3. In hun eerste grief klagen [appellanten] erover dat de rechtbank hen niet heeft toegelaten tot bewijs en dat de rechtbank heeft overwogen dat zij niet aannemelijk hebben gemaakt dat zij ten gevolge van de overstroming van hun percelen schade hebben geleden. Zij stellen dat zij hun stellingen voldoende hebben onderbouwd om tot bewijs te worden toegelaten. Ter onderbouwing van hun schade leggen zij in hoger beroep een schaderapport (uitsluitend betreffende het bedrijf van [appellant sub 1]) over waarop zij zich reeds bij conclusie van repliek hebben beroepen.

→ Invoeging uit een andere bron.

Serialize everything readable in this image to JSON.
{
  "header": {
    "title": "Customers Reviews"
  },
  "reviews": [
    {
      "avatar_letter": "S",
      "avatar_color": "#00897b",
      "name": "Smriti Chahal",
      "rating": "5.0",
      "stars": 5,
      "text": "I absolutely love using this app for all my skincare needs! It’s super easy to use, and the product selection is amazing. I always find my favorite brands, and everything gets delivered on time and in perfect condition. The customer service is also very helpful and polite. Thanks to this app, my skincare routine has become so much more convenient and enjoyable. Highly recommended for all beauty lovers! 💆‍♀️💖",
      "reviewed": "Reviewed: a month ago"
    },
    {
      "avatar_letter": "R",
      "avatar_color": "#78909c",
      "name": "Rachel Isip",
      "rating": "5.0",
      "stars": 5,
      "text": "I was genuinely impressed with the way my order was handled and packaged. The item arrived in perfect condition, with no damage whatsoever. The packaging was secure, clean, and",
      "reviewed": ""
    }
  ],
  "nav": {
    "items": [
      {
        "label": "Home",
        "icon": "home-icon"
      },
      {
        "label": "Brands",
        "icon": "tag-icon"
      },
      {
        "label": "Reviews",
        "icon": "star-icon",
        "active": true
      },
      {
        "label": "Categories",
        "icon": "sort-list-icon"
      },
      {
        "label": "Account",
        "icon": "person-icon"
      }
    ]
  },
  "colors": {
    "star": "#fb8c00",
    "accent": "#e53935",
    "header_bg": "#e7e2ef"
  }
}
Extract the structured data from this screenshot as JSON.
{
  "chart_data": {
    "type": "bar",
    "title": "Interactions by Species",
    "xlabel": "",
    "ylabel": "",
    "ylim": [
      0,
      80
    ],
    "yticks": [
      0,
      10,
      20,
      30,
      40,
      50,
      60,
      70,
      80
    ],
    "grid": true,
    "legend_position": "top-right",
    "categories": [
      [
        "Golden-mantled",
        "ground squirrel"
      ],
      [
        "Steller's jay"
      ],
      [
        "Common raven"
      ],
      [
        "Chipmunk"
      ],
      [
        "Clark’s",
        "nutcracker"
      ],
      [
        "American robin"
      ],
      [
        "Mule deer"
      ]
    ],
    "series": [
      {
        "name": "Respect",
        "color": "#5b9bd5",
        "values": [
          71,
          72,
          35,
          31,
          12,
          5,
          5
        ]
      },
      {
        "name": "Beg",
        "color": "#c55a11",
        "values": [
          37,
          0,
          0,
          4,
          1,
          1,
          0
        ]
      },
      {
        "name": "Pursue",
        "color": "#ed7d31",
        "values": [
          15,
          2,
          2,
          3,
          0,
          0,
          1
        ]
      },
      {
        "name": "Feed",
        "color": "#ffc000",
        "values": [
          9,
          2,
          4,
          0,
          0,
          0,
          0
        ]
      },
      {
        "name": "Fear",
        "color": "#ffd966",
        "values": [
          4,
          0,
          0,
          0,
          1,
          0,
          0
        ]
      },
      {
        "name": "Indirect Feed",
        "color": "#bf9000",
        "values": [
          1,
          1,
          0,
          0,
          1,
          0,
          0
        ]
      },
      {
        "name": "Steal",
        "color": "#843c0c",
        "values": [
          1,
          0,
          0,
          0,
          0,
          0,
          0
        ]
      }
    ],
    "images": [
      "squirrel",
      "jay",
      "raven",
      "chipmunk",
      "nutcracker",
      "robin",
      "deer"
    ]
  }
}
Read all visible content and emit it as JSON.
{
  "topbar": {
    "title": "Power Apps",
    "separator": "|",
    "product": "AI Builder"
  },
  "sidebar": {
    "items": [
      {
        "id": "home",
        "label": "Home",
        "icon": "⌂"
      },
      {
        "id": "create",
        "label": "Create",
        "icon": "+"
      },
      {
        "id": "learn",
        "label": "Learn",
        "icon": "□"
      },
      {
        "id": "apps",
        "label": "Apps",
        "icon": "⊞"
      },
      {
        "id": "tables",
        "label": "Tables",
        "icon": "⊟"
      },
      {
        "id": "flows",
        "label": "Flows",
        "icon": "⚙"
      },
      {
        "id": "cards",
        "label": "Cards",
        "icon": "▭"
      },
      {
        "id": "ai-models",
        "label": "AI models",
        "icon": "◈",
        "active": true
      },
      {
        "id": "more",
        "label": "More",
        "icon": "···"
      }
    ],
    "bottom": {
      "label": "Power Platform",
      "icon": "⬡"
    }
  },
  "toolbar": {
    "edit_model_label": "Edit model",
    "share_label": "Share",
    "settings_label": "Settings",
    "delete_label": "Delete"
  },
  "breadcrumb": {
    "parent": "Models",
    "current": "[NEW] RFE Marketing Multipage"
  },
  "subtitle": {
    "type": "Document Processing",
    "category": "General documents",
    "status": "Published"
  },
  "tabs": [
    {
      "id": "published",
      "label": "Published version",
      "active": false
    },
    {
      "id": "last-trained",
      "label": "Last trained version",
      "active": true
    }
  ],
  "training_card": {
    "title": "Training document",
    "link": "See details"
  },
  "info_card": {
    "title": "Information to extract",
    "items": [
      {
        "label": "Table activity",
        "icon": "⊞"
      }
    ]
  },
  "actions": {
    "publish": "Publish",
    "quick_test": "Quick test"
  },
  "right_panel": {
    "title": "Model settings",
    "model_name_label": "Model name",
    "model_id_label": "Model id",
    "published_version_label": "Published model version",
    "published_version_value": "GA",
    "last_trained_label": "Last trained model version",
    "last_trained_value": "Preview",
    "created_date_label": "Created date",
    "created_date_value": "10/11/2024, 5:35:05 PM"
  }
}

Zij wijzen er verder op dat zij, nu zij vorderen dat de schade bij staat zal worden opgemaakt, hun schade slechts aannemelijk behoeven te maken. De tweede grief is gericht tegen nagenoeg alle overwegingen van de rechtbank in het vonnis van 10 januari 2007. Ter onderbouwing voeren [appellanten] wederom aan dat zij hun stellingen in eerste aanleg voldoende hebben onderbouwd en dat de rechtbank hen tot bewijs had moeten toelaten. Zij klagen er voorts over dat de rechtbank kennelijk een deskundigenrapport nodig oordeelde, maar niettemin niet zelf een deskundige heeft benoemd. Zij brengen ter onderbouwing van hun vordering naar voren dat de Overbuurtsepolder niet over voldoende bergingscapaciteit beschikte, dat er onvoldoende is voorbemalen, dat als gevolg van een door het Hoogheemraadschap niet afdoende verholpen storing aan de niveauregeling het gemaal niet, althans niet goed functioneerde en dat hierdoor geen adequate afvoer van water plaats vond, dat het Hoogheemraadschap niet adequaat heeft gereageerd, alsmede dat het Hoogheemraadschap de schade had dienen te voorkomen door ter plaatse noodpompen in te zetten en dat het Hoogheemraadschap daarover in 2001 had dienen te beschikken. De grieven lenen zich voor gezamenlijke behandeling.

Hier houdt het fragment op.